PPF Contribution Limits
| Parameter | Limit / Rule |
|---|---|
| Minimum annual contribution | ₹500 per year (account becomes inactive if not paid) |
| Maximum annual contribution | ₹1.5 lakh per financial year |
| Maximum accounts per person | One PPF account per individual (minors' accounts by guardian are separate) |
| Section 80C deduction | Up to ₹1.5 lakh (aggregate with other 80C instruments) |
| Interest rate (FY 2025-26) | 7.1% per annum, compounded annually |
| Lock-in period | 15 years (extendable in 5-year blocks) |
Partial Withdrawal Rules (From 7th Year)
PPF does not permit premature closure before 15 years except in limited circumstances (serious illness, higher education of account holder or minor child — introduced from 2016, with a 1% interest deduction). However, partial withdrawals are permitted from the 7th financial year onwards (i.e., starting from the beginning of FY 7, after 5 full years from the end of the year in which the account was opened).
Withdrawal limit: You can withdraw up to 50% of the balance at the end of the 4th year preceding the year of withdrawal, or 50% of the balance at the end of the preceding financial year — whichever is lower. Only one partial withdrawal is permitted per financial year.
Tax treatment of partial withdrawals: All partial withdrawals from PPF are completely tax-free — no TDS is deducted, no capital gains tax applies, and the amount need not be reported in your ITR.
Loan Against PPF
You can take a loan against your PPF balance from the 3rd to the 6th financial year of account opening (before partial withdrawal becomes available). The loan amount can be up to 25% of the balance at the end of the 2nd year preceding the year of loan application.
The interest on the PPF loan is charged at 1% per annum above the PPF interest rate. There is no income tax deduction available on the interest paid on a PPF loan (unlike home loan interest under Section 24(b)). Repayment of PPF loan does not attract any tax benefit or liability.
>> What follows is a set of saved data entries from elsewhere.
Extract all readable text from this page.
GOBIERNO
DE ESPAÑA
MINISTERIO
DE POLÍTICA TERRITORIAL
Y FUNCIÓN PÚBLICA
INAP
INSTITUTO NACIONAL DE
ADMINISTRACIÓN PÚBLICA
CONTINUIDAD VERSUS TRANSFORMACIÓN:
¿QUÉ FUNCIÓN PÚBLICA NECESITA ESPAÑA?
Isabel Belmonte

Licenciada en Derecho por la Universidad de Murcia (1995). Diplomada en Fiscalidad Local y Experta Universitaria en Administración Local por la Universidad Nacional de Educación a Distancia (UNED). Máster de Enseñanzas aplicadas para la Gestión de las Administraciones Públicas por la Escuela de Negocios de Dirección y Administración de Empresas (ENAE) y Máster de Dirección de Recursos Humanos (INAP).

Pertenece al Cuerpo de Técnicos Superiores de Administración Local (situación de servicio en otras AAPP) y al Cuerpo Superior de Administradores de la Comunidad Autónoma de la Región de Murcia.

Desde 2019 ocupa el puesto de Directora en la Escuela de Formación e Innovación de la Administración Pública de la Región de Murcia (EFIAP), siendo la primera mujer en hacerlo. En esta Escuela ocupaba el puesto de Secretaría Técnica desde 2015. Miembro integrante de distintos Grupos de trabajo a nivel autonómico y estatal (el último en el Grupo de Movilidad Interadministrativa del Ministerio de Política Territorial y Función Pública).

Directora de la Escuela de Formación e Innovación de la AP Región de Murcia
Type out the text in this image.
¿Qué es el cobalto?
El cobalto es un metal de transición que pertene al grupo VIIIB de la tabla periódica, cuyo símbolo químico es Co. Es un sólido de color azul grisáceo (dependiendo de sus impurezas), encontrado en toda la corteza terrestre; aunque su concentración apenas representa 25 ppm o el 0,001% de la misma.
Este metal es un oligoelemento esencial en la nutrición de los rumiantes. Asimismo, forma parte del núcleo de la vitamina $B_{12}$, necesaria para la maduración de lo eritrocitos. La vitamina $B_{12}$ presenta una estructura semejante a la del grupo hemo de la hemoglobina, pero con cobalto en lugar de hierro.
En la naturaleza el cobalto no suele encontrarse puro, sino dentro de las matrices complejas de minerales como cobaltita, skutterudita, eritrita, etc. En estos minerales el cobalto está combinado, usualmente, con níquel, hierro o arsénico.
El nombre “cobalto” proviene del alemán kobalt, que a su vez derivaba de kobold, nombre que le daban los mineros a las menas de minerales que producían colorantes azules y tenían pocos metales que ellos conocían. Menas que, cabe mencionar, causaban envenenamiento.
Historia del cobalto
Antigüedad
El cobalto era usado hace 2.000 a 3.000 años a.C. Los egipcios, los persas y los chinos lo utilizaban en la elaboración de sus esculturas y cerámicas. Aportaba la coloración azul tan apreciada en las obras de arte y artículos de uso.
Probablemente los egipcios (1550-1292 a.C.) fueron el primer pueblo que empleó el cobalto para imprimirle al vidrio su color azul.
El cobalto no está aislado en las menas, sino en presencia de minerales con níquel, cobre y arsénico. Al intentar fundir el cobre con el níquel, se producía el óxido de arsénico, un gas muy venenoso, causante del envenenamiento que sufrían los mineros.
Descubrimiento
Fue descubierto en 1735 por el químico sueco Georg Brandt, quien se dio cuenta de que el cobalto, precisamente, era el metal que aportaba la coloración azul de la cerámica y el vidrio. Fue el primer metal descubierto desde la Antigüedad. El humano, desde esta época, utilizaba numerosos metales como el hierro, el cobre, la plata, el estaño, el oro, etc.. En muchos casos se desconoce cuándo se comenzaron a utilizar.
PPF vs Other Tax-Saving Investments
| Investment | Tax on Contribution | Tax on Interest/Returns | Tax on Maturity | Status |
|---|---|---|---|---|
| PPF | 80C deduction (old regime) | Exempt — Sec 10(11) | Fully exempt | EEE |
| EPF (employee share ≤ ₹2.5L/yr) | 80C deduction | Exempt — Sec 10(12) | Exempt (≥5 yrs service) | EEE |
| EPF (employee share > ₹2.5L/yr) | 80C deduction | Taxable on excess interest | Partly taxable | EET (partial) |
| ELSS (Equity MF) | 80C deduction | Dividends taxable | LTCG 12.5% above ₹1.25L | EEt |
| NSC | 80C deduction | Accrued interest taxable (but re-invested = 80C deduction) | Taxable at slab rate | ETE |
| Bank FD (5-yr tax saving) | 80C deduction | Fully taxable; TDS 10% | Principal exempt; interest taxable | ETT |
PPF in the New Tax Regime
Under the new tax regime (default from FY 2024-25 for individuals), Section 80C deductions are not available. This means PPF contributions do not reduce your taxable income if you opt for the new regime. However, the interest exemption under Section 10(11) and the maturity exemption continue to apply regardless of which regime you choose. So PPF changes from EEE to EEE (just the first E has no value if you can't claim 80C) — two of the three exemptions remain fully intact.
For a taxpayer in the 30% slab under the new regime contributing ₹1.5 lakh/year to PPF, the tax savings from the 80C deduction are no longer available. The decision to invest in PPF should then be driven by the guaranteed, risk-free, tax-free compounding of interest — not the 80C deduction.